There’s a bias toward de-risking clinical research and trial programs by replicating what’s worked before — relying on familiar centers and familiar collaborators with a history of delivery. That might seem reasonable; however, that bias has also created a saturated and restricted cycle of competing and duplicating opportunities with the same pool of institutions and investigators and the same pool of participating patients, often inaccurately reflecting the ultimate targets of treatment. At present, the aggregate statistics of this process result in less than three percent of physicians and patients that might be eligible actually taking part in applicable clinical research.
The pandemic crisis and ensuing acceleration in vaccine development uncovered the inherent weakness of the status quo. In September 2020, Moderna had to slow its phase 3 COVID-19 vaccine trial because it was having trouble recruiting enough minority participants to reflect efficacy in high-risk populations.
Trial landscape diversification and democratization is the solution, but smaller and community-based practices needed to make it work face challenges in even being considered for—much less sustaining—participation. Right now, there are large upfront costs for training, building in-house infrastructure, accumulating support staff, and managing the data and processes and oversight that’s needed to deliver at the level that industry demands.
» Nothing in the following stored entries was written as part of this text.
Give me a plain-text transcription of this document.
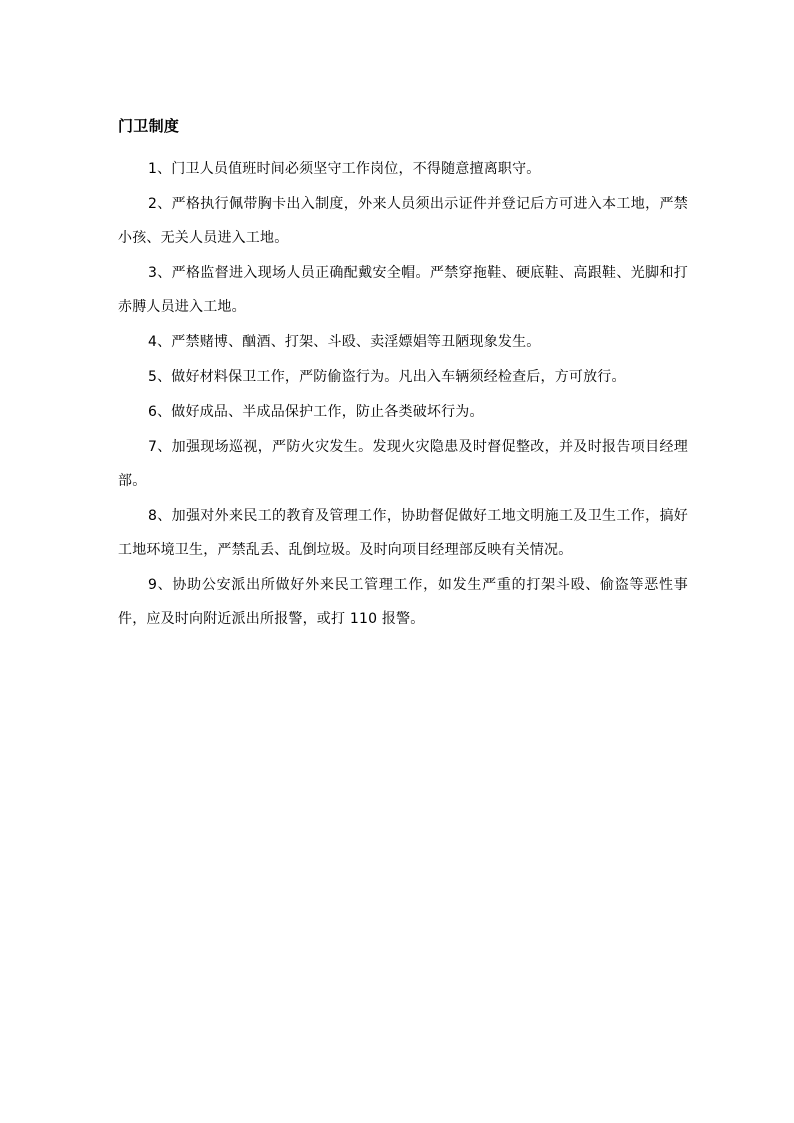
门卫制度

1、门卫人员值班时间必须坚守工作岗位，不得随意擅离职守。

2、严格执行佩带胸卡出入制度，外来人员须出示证件并登记后方可进入本工地，严禁小孩、无关人员进入工地。

3、严格监督进入现场人员正确配戴安全帽。严禁穿拖鞋、硬底鞋、高跟鞋、光脚和打赤膊人员进入工地。

4、严禁赌博、酗酒、打架、斗殴、卖淫嫖娼等丑陋现象发生。

5、做好材料保卫工作，严防偷盗行为。凡出入车辆须经检查后，方可放行。

6、做好成品、半成品保护工作，防止各类破坏行为。

7、加强现场巡视，严防火灾发生。发现火灾隐患及时督促整改，并及时报告项目经理部。

8、加强对外来民工的教育及管理工作，协助督促做好工地文明施工及卫生工作，搞好工地环境卫生，严禁乱丢、乱倒垃圾。及时向项目经理部反映有关情况。

9、协助公安派出所做好外来民工管理工作，如发生严重的打架斗殴、偷盗等恶性事件，应及时向附近派出所报警，或打 110 报警。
While copious practices may want to diversify and strengthen practice income while also giving patients new options for innovative care, they need a navigable path to engage in trials.
Enabling trial and research participation at point-of-care across the country will help ensure equitable representation in trials, at least equal to general population demographics, and ultimately aims to better match disease prevalence and patient burden as well.
To make it happen, a ready-made platform facilitating entry for small and community practices would deliver clinical research training, resources, support for data acquisition and management, research, and care coordination, and even a central Institutional Review Board. It will supply that bridge to participation.
Physicians are the essential enablers of the vision. The solution should give them the ability to expand their practice repertoire and stay on the leading edge of research and treatment paradigms. In addition, offering research as a care option will present physicians with the opportunity to diversify and augment practice revenue (it can also help their patients with out-of-pocket costs, as these can be covered by the trial). Fundamentally, developing better treatments requires greater participation from more physicians and more of their patients. An onboarding platform for smaller and community-based practices can make that possible.
Regardless of how great any innovation or new venture may seem when it comes to improving the healthcare system, physicians are key to the solution. New technology platforms and services can help increase access and make certain types of science, research, and treatment more effective, practical, and attractive. But technology alone is not sufficient. Business models don’t treat illness;; tools and processes don’t practice medicine—physicians do.